Mike Jurewitz: “I have watched too many developers over the years focus on the wrong things in their products. Some endlessly add feature upon feature and take so long to ship that their users have long since moved on. Others endlessly rework a feature in pursuit of some nebulous technical excellence that isn’t necessary and whose pursuit certainly doesn’t pay the bills. And others find themselves constantly moving the target they’re trying to hit, redefining the features, UI, or problem-space of their product in a continual reaction to the world around them. These are easy traps to fall into. After all, we’re all human and most of us are making it up as we go.”
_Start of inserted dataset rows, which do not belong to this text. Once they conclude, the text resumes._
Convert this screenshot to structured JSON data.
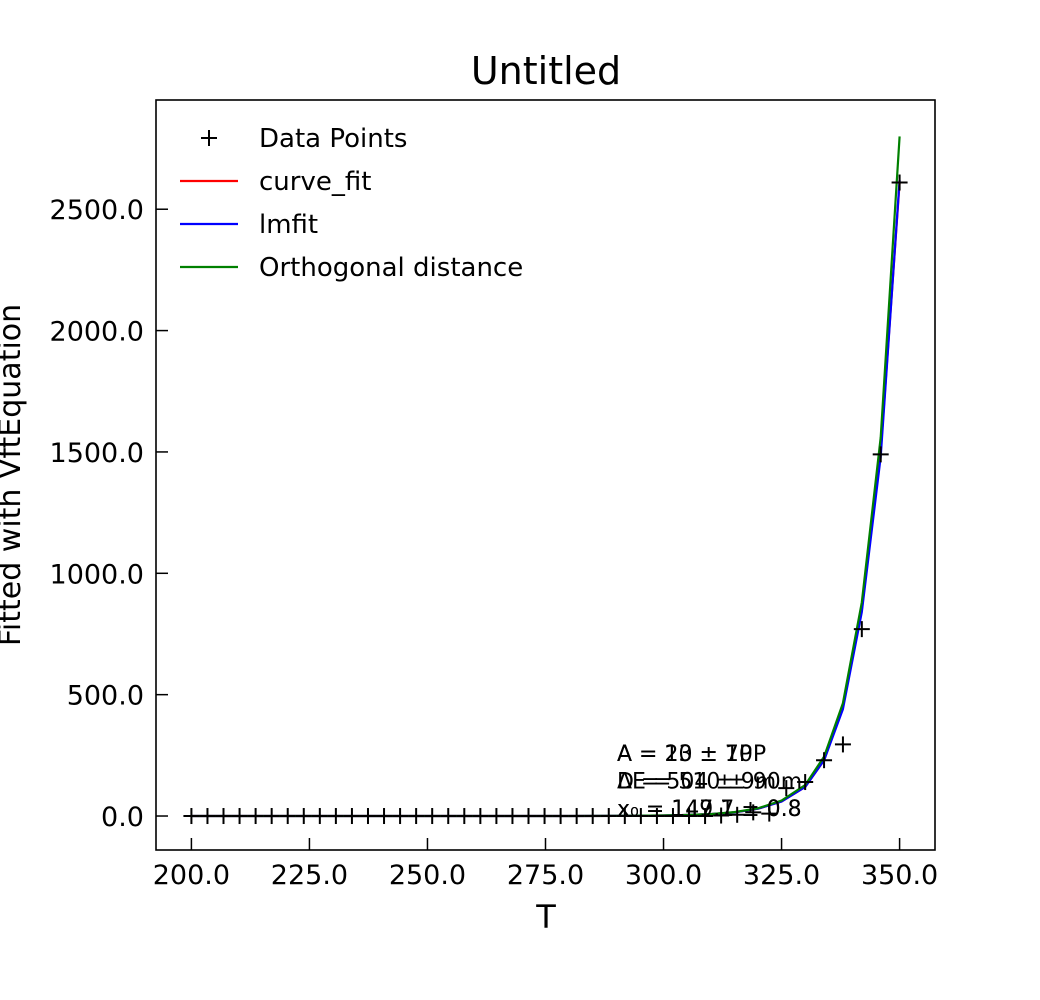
{
  "chart_data": {
    "type": "line",
    "title": "Untitled",
    "xlabel": "T",
    "ylabel": "Fitted with VftEquation",
    "xlim": [
      192.5,
      357.5
    ],
    "ylim": [
      -140,
      2950
    ],
    "xticks": [
      200,
      225,
      250,
      275,
      300,
      325,
      350
    ],
    "xtick_labels": [
      "200.0",
      "225.0",
      "250.0",
      "275.0",
      "300.0",
      "325.0",
      "350.0"
    ],
    "yticks": [
      0,
      500,
      1000,
      1500,
      2000,
      2500
    ],
    "ytick_labels": [
      "0.0",
      "500.0",
      "1000.0",
      "1500.0",
      "2000.0",
      "2500.0"
    ],
    "grid": false,
    "legend": {
      "position": "upper-left",
      "entries": [
        "Data Points",
        "curve_fit",
        "lmfit",
        "Orthogonal distance"
      ]
    },
    "points": {
      "name": "Data Points",
      "marker": "+",
      "color": "#000000",
      "x": [
        200,
        203.4,
        206.8,
        210.2,
        213.6,
        217,
        220.4,
        223.8,
        227.2,
        230.6,
        234,
        237.4,
        240.8,
        244.2,
        247.6,
        251,
        254.4,
        257.8,
        261.2,
        264.6,
        268,
        271.4,
        274.8,
        278.2,
        281.6,
        285,
        288.4,
        291.8,
        295.2,
        298.6,
        302,
        305.4,
        308.8,
        312.2,
        315.6,
        319,
        322.4,
        326,
        330,
        334,
        338,
        342,
        346,
        350
      ],
      "y": [
        0,
        0,
        0,
        0,
        0,
        0,
        0,
        0,
        0,
        0,
        0,
        0,
        0,
        0,
        0,
        0,
        0,
        0,
        0,
        0,
        0,
        0,
        0,
        0,
        0,
        0,
        0,
        0,
        0,
        0,
        0,
        0,
        0,
        2,
        5,
        15,
        10,
        115,
        140,
        230,
        295,
        770,
        1490,
        2610
      ]
    },
    "series": [
      {
        "name": "curve_fit",
        "color": "#ff0000",
        "x": [
          200,
          210,
          220,
          230,
          240,
          250,
          260,
          270,
          280,
          290,
          300,
          305,
          310,
          315,
          320,
          325,
          330,
          334,
          338,
          342,
          346,
          350
        ],
        "y": [
          0,
          0,
          0,
          0,
          0,
          0,
          0,
          0,
          0,
          0.5,
          2,
          4,
          8,
          15,
          30,
          60,
          120,
          230,
          450,
          850,
          1500,
          2610
        ]
      },
      {
        "name": "lmfit",
        "color": "#0000ff",
        "x": [
          200,
          210,
          220,
          230,
          240,
          250,
          260,
          270,
          280,
          290,
          300,
          305,
          310,
          315,
          320,
          325,
          330,
          334,
          338,
          342,
          346,
          350
        ],
        "y": [
          0,
          0,
          0,
          0,
          0,
          0,
          0,
          0,
          0,
          0.5,
          2,
          4,
          8,
          15,
          30,
          60,
          120,
          230,
          440,
          840,
          1480,
          2620
        ]
      },
      {
        "name": "Orthogonal distance",
        "color": "#008000",
        "x": [
          200,
          210,
          220,
          230,
          240,
          250,
          260,
          270,
          280,
          290,
          300,
          305,
          310,
          315,
          320,
          325,
          330,
          334,
          338,
          342,
          346,
          350
        ],
        "y": [
          0,
          0,
          0,
          0,
          0,
          0,
          0,
          0,
          0,
          0.5,
          2,
          4,
          8,
          16,
          32,
          64,
          128,
          245,
          465,
          880,
          1560,
          2800
        ]
      }
    ],
    "annotations": [
      {
        "lines": [
          "A = 13 ± 7P",
          "D = 504 ± 9m",
          "x₀ = 149.7 ± 0.8"
        ]
      },
      {
        "lines": [
          "A = 20 ± 10P",
          "ΔE = 510 ± 90m",
          "x₀ = 147.1 ± 0.8"
        ]
      }
    ]
  }
}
Good advice. Maybe people don’t teach this anymore? You can’t have a 2.0 without ever having a 1.0, right. Iterate, iterate, iterate, but ship between those iterations. Some people have to find the perfect solution for everything, or they waste their time rewriting code that works because they don’t like the style, or believe their way is better. There are, of course, good reasons for rewriting code, but the reasons I just mentioned aren’t among them.
I’m guilty of doing this stuff myself, when I was younger. What I’d end up with is code the way I liked it, but offered the same functionality. No net gain. I’ve learned not to do this. I now move forward and tweak things as needed for the next release. Yes, it must be solid and usable, but it doesn’t have to be perfect in every way.
I’m not the greatest developer in the world. I’m slow and my code has never been the prettiest in the world, but it’s in use by well over 10 million people worldwide, and that’s a pretty darned good feeling.
So, my advice to you is, find a nice minimum set of functionality, make it usable, make it solid, and ship it. That will let you move forward. It will afford you the opportunity to create a 2.0.